Phillip Hallam-Baker phill at hallambaker.com
Sat Jul 26 14:32:46 EDT 2014


There was much discussion on new curves for ECC. The discussion looks
like it is down to choosing curves that are close to powers of 2 which
can be computed twice as fast as the traditional random curves in a
constant time implementation.

The choices on the table right now are the NUMS curves proposed by
Brian LaMacchia and co at Microsoft and Dan Bernstein's Curve 25519
(2^255-19).

One point of comparison of course is performance but it is actually
quite difficult to compare like with like. There does not seem to be
more than a 15% difference between any of them. Most of the other
differences fall away when the point compression patent expires which
I am told is a matter of weeks.

Another point that is important for me is consistency. I want as few
choices as possible. Given that the CA industry is going from RSA2048
with a putative work factor of 2^120 and all of these alternatives are
much faster and with much shorter keys, I can't see why I would go for
a 2^128 work factor. So I am only really looking for 2^256 work
factor.


So leaving aside the technical differences (which don't seem to be
decisive), and the choice of curve created with the primes (there are
twisted curves, Edwards, Montgomery etc), the main political
difference is that the NUMS curves do have a deterministic choice
procedure. The primes chosen are the largest prime smaller than the
nearest power of 2.

This does remove subjectivity from the equation but (possibly) comes
at a (modest) performance penalty.

Curve 25519 is close to 256 and its easy to make the argument. But
there isn't a convenient prime near to 2^512. When we come to choosing
curve E521 its a gut check sort of thing...
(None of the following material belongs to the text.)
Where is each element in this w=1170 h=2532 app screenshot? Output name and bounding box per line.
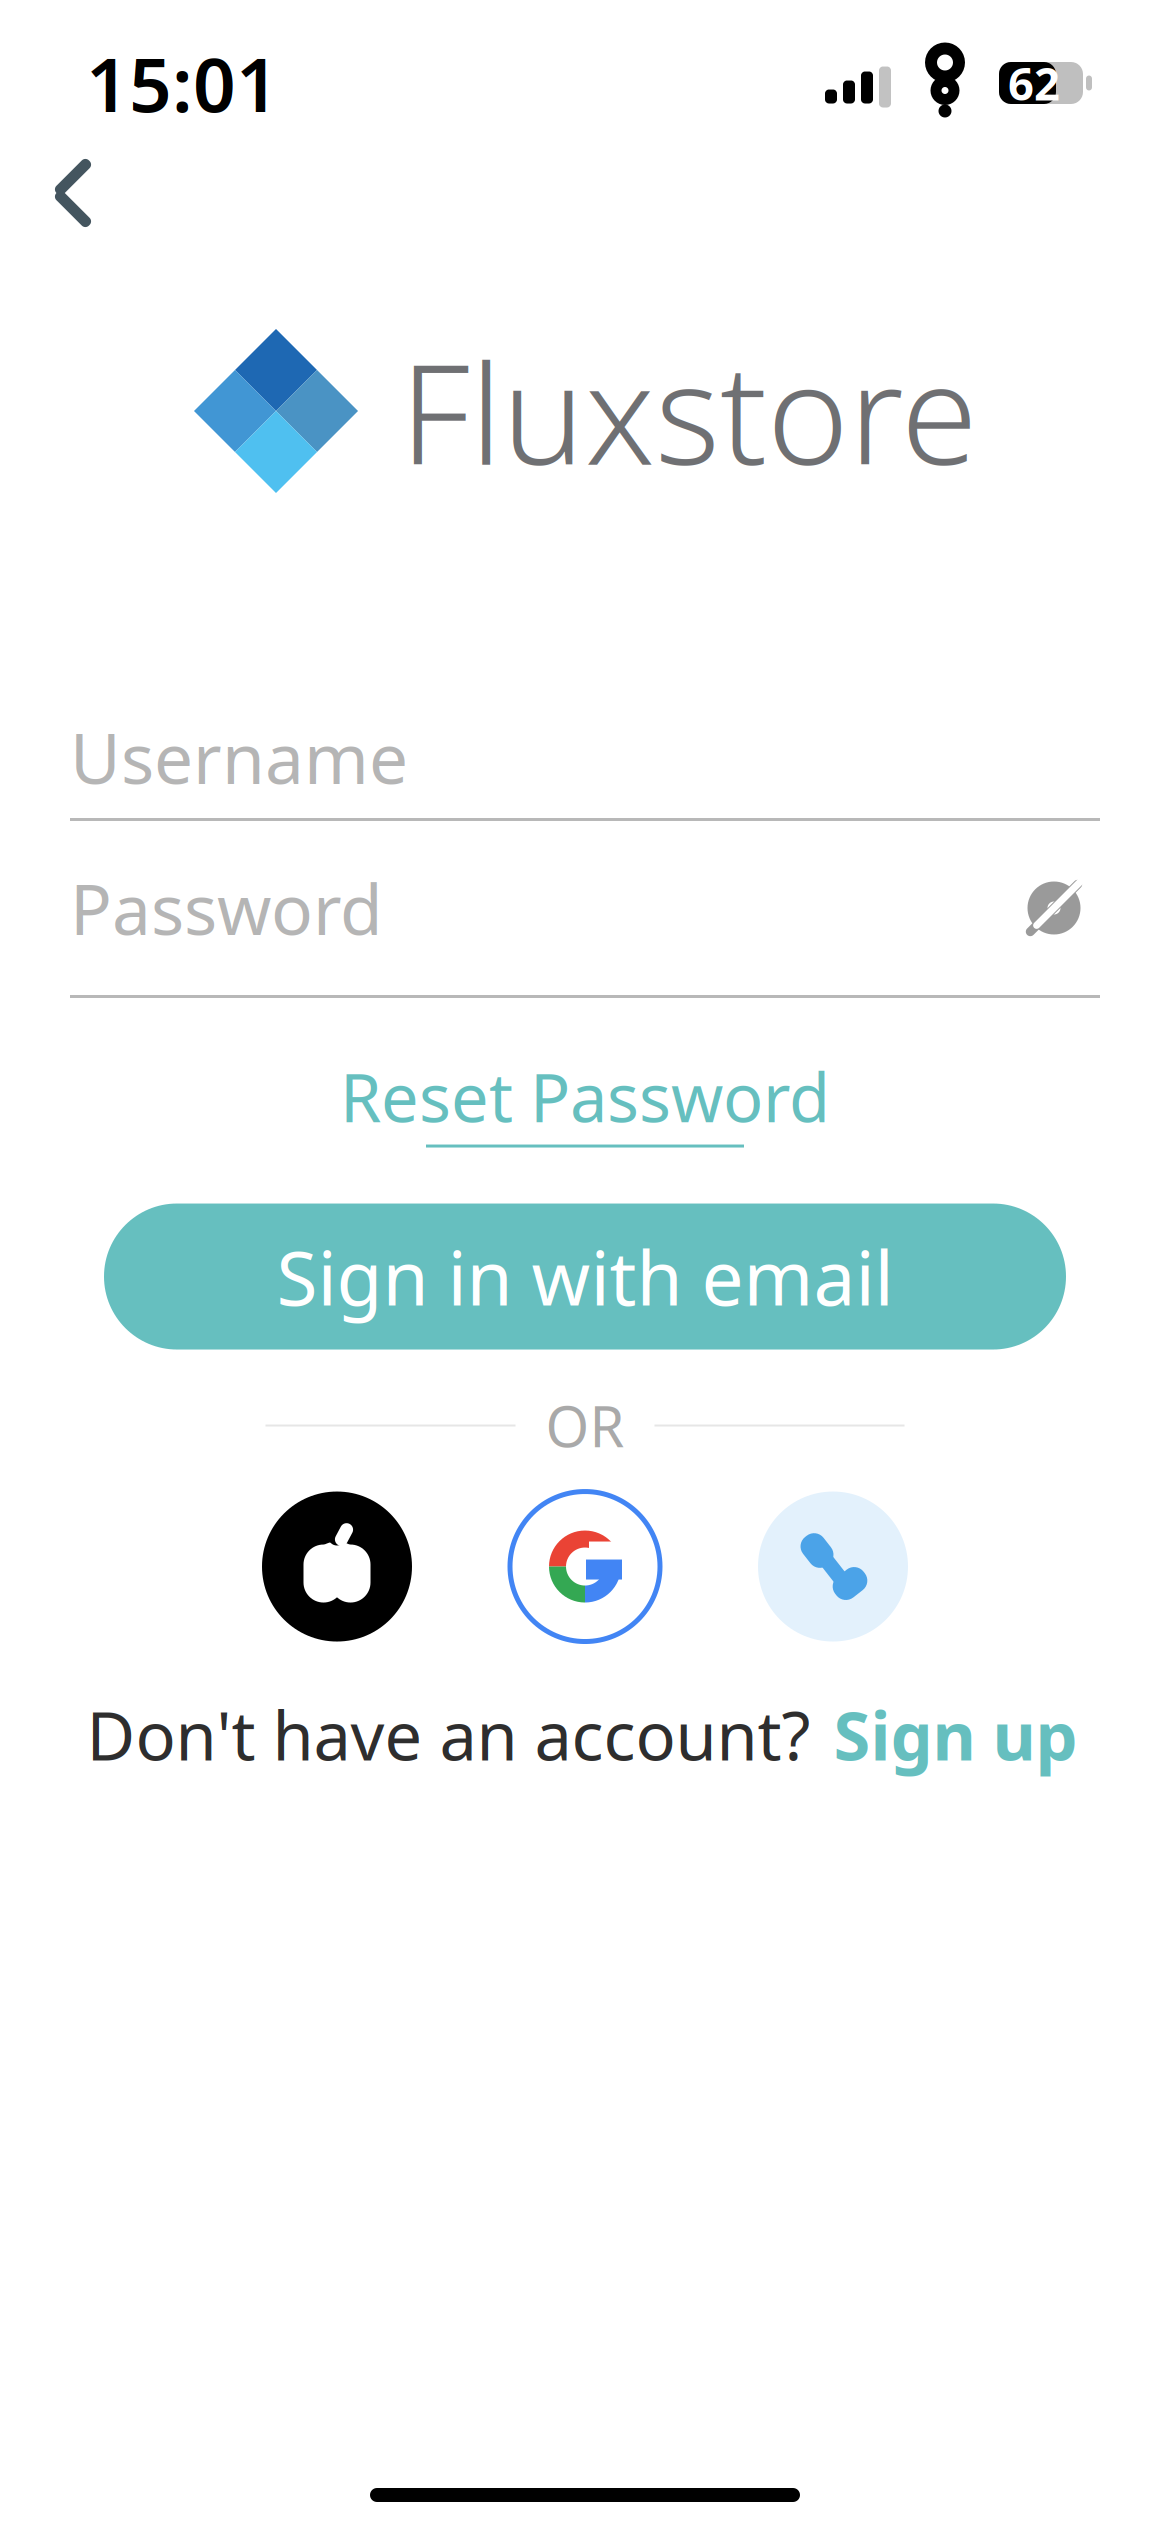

What do folks think here? I see a bunch of possibilities

1) We choose the NUMS curve for the 2^256 work factor curve and Curve
25519 for 2^128

2) We choose NUMS for both

3) We choose Curve25519 and E521

4) We spend several years arguing to no point


Right now my preferred choice would be either (1) or (2). It is a
split the baby approach but I think it would stick because the folk
who care about the NUMS argument are not likely to be interested in
the lower strength curve anyway. Meanwhile the folk obsessing about
speed tend to be more likely to go for Bernstein's argument than
Microsoft's even if its really BAL behind it all.